Auf den Campingplätzen in Norwegen gibt es für die Gäste oft eine kleine Gemeinschaftshütte in der in der Mitte ein Feuer brennt und man drumherum sitzt. Das war bei dem immer noch kühlen Wetter sehr gemütlich. An diesem Abend saß ich da mit mehreren deutschen und holländischen Anglern zusammen, die dort wohl schon seit zig Jahren immer wieder hinfahren. Alle mit geschmuggeltem billigem Dosenbier bestens versorgt. Die einen beklagten sich dann noch über die Problematik, dass man die Dosen wegen des Pfand wieder mit nach Hause nehmen muss, die anderen waren vorher nach Polen gefahren, um sich noch billigeres Bier pfandfrei zu kaufen. So viel Geiz-ist-geil-Mentalität trieb mich dann relativ schnell in mein Bettchen.
Darüber hinaus haben die Angler in Ihren Wohnmobilen Tiefkühltruhen dabei, in denen Sie den ganzen Fisch mit nach Hause nehmen. Die Norweger sind über diese Art des Tourismus nicht wirklich begeistert.

26. Juni
Heute von Kyrkseterøra nach Orkanger.





Weiterhin heftiges bergauf und bergab. Das Wetter bessert sich langsam und einige Kilometer hinter Orkanger lande ich auf einem sehr schönen Campingplatz in einem schnuckeligem Hüttchen.

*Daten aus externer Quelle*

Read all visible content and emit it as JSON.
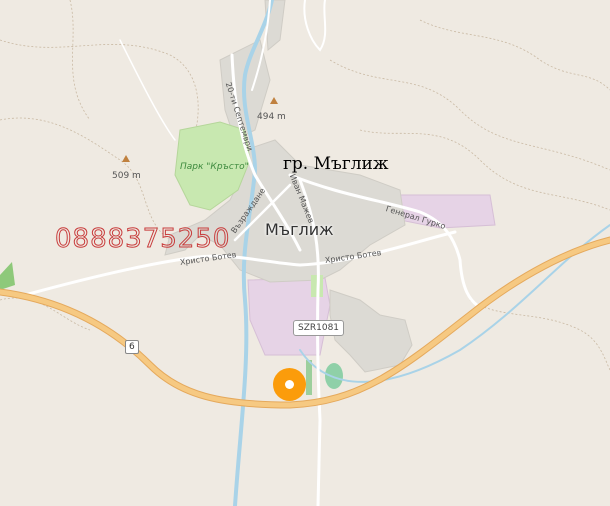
{
  "map": {
    "title": "гр. Мъглиж",
    "town_name": "Мъглиж",
    "phone_watermark": "0888375250",
    "park_label": "Парк \"Кръсто\"",
    "peaks": [
      {
        "elevation": "494 m"
      },
      {
        "elevation": "509 m"
      }
    ],
    "streets": {
      "hristo_botev_west": "Христо Ботев",
      "hristo_botev_east": "Христо Ботев",
      "general_gurko": "Генерал Гурко",
      "dvadeset_septemvri": "20-ти Септември",
      "vazrazhdane": "Възраждане",
      "ivan_mazhev": "Иван Мажев"
    },
    "route_badge": "SZR1081",
    "road_shield": "6",
    "colors": {
      "land": "#efeae2",
      "residential": "#dcdad4",
      "industrial": "#e6d3e6",
      "park": "#c8e8b0",
      "water": "#a9d3e8",
      "trunk_road": "#f6c982",
      "marker": "#fb9c0b",
      "watermark": "#c83c3c"
    }
  }
}
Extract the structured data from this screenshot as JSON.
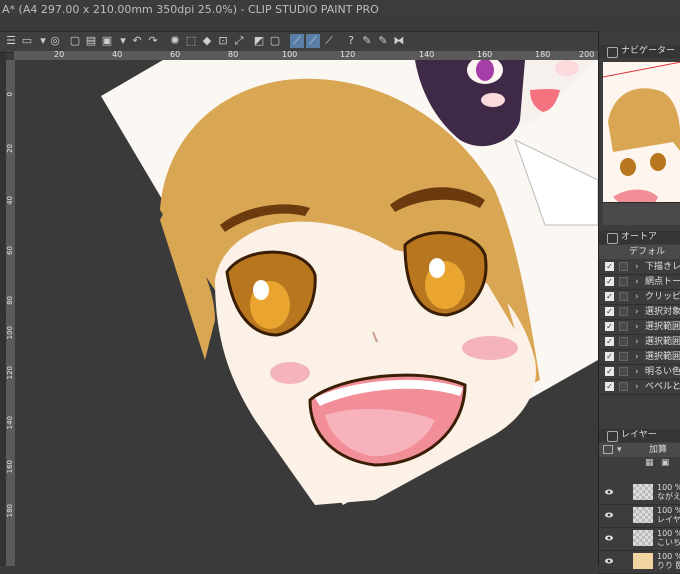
{
  "window": {
    "title": "A* (A4 297.00 x 210.00mm 350dpi 25.0%)  - CLIP STUDIO PAINT PRO"
  },
  "ruler": {
    "h_labels": [
      "20",
      "40",
      "60",
      "80",
      "100",
      "120",
      "140",
      "160",
      "180",
      "200"
    ],
    "v_labels": [
      "0",
      "20",
      "40",
      "60",
      "80",
      "100",
      "120",
      "140",
      "160",
      "180"
    ]
  },
  "panels": {
    "navigator_title": "ナビゲーター",
    "auto_action_title": "オートア",
    "auto_action_set": "デフォル",
    "actions": [
      {
        "label": "下描きレイ",
        "checked": true
      },
      {
        "label": "網点トーン",
        "checked": true
      },
      {
        "label": "クリッピング",
        "checked": true
      },
      {
        "label": "選択対象",
        "checked": true
      },
      {
        "label": "選択範囲",
        "checked": true
      },
      {
        "label": "選択範囲",
        "checked": true
      },
      {
        "label": "選択範囲",
        "checked": true
      },
      {
        "label": "明るい色な",
        "checked": true
      },
      {
        "label": "ベベルとエ",
        "checked": true
      }
    ],
    "layer_title": "レイヤー",
    "blend_mode": "加算",
    "layers": [
      {
        "line1": "100 %",
        "line2": "ながえ"
      },
      {
        "line1": "100 %",
        "line2": "レイヤ"
      },
      {
        "line1": "100 %",
        "line2": "こいち"
      },
      {
        "line1": "100 %",
        "line2": "りり 臨"
      }
    ]
  },
  "colors": {
    "accent": "#5a7fa6",
    "canvas_bg": "#3a3a3a",
    "hair": "#d9a654",
    "eye": "#b8771e",
    "blush": "#f3a9b4",
    "mouth": "#f28e97"
  }
}
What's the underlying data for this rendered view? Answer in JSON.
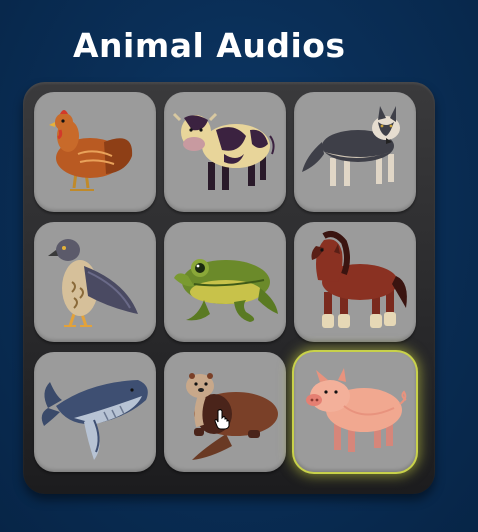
{
  "app": {
    "title": "Animal Audios"
  },
  "grid": {
    "tiles": [
      {
        "animal": "chicken",
        "icon": "chicken-icon",
        "selected": false
      },
      {
        "animal": "cow",
        "icon": "cow-icon",
        "selected": false
      },
      {
        "animal": "wolf",
        "icon": "wolf-icon",
        "selected": false
      },
      {
        "animal": "hawk",
        "icon": "hawk-icon",
        "selected": false
      },
      {
        "animal": "frog",
        "icon": "frog-icon",
        "selected": false
      },
      {
        "animal": "horse",
        "icon": "horse-icon",
        "selected": false
      },
      {
        "animal": "whale",
        "icon": "whale-icon",
        "selected": false
      },
      {
        "animal": "otter",
        "icon": "otter-icon",
        "selected": false
      },
      {
        "animal": "pig",
        "icon": "pig-icon",
        "selected": true
      }
    ]
  },
  "colors": {
    "background": "#0a2f58",
    "board": "#2a2a2c",
    "tile": "#9b9b9b",
    "selected_glow": "#c8d14a"
  }
}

Und ich bin wieder froh über die Heizung. Der CP war auch mit einer Riesenglotze ausgestattet, so dass ich bei Hamburger und Bier das Spiel gegen die USA schauen konnte.
Danach noch ein schöner Spaziergang in der Abendsonne am Fjord.





27. Juni
Die letzten Kilometer nach Trondheim bin ich am Morgen mit dem Bus gefahren.
Dort habe ich bei sommerlichem Wetter das städtische Leben genossen.
Es war ziemlich viel los in der Stadt, weil sich dort alle Schüler-Musik-Kapellen Norwegens trafen.
Überall zogen Marschkapellen durch die Stadt und spielten.







Ich habe mir den Nidarosdom angeschaut. Die deutschsprachige Führung wurde von einem Franzosen gemacht, so dass nicht wirklich alles zu verstehen war, aber trotzdem interessant.
Ansonsten kann man bei gutem Wetter in Trondheim schön herumflanieren und in Cafes sitzen.





Am Nachmittag habe ich dann die Fähre nach Vanvikan genommen und bin noch fast 80 km bis Årnes gefahren. Eine wunderschöne Strecke durch die Berge, die leider am Freitagnachmittag stark befahren war, weil wohl die Trondheimer alle auf dem Weg zu ihren Wochenendhäusern waren.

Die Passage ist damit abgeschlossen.